Each bag also carries a tag in the shape of an inflatable rabbit, an enduring motif in Koon's artwork over the years.
Koons' work can often be seen as polarising. His orange balloon dog sculpture is the most expensive artwork sold by a living artist at auction for US$58 million, and while some applaud his contributions to modern art, some view it as kitschy and crass. However, he maintains his work is a celebration of what it is to be human.

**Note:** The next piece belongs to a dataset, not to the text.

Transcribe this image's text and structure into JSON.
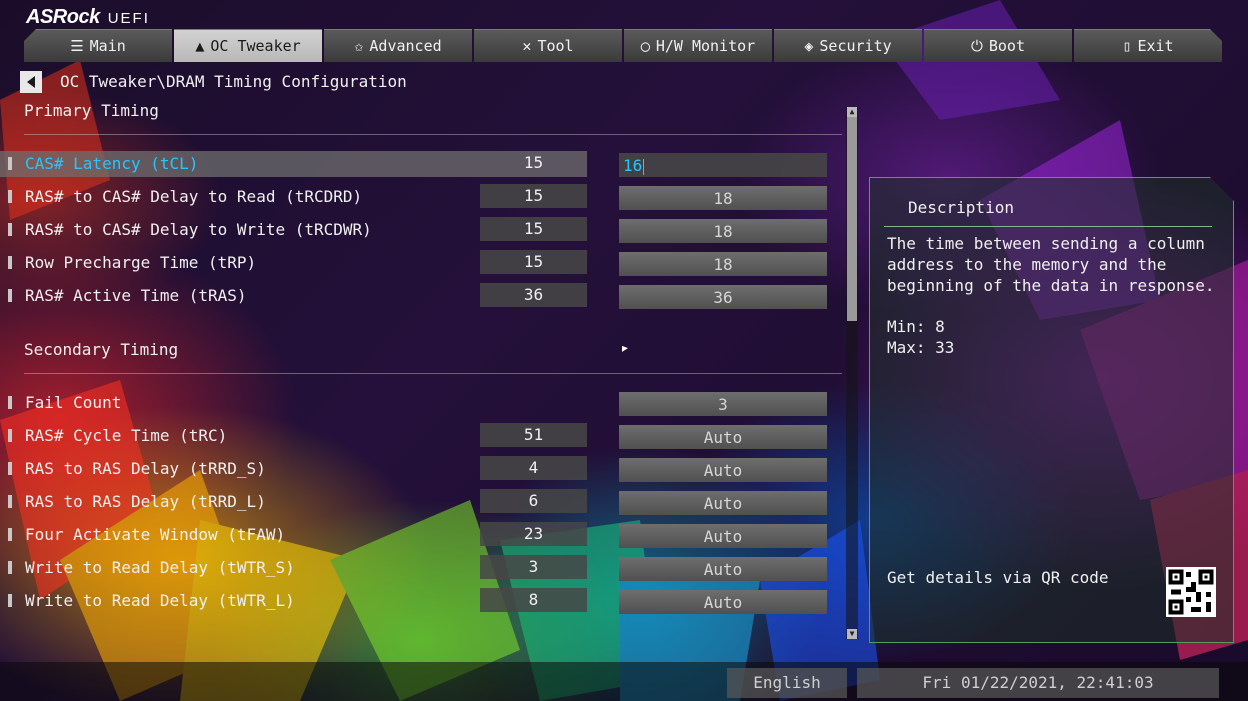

His 2014 retrospective, shown at the Whitney Museum in New York and the Centre Pompidou in Paris, showcased the breadth of work that has garnered divided attention; vivid larger-than-life artworks including his giant coloured sculptures of balloon dogs and rabbits; the Made in Heaven series featuring Koons engaging in explicit sexual activity with former wife and Italian pornstar and politician Ilona Staller; and a porcelain sculpture of Michael Jackson with his pet chimpanzee Bubbles sitting on his lap.
Louis Vuitton is no stranger to high-profile artist collaborations. Its luxury products have featured works and interpretations of the brand’s history from some of the most important artists working today including Japanese artist Yayoi Kusama's polka dot rendering of the classic monogram for spring/summer 2012; the nurses' uniforms and overlaid screen-printing from Spring/Summer 2008 via Richard Prince; Cindy Sherman's monogram project; Takashi Murakami’s cherry blossoms (Spring/Summer 2003) and Stephen Sporuse’s risque graffiti scrawls (Spring/Summer 2001).
The house has also collaborated and commissioned spatial art works with French conceptual artist Daniel Buren, Danish sculptor Olafur Eliasson, American spatial designer James Turrell and English artist Damien Hirst.
Its close relationship with the art world culminated in 2014 with the opening of its cutting edge Fondation Louis Vuitton Art Museum in Paris, designed by high profile architect Frank Gehry.
There's no doubt this latest collaboration with Koons in its first phase (with a second expected to be announced in the near future) will continue to polarise opinion, but for now, it's a meeting of worlds like no other and a chance to welcome these classical names back into present day conversation. Watch this space.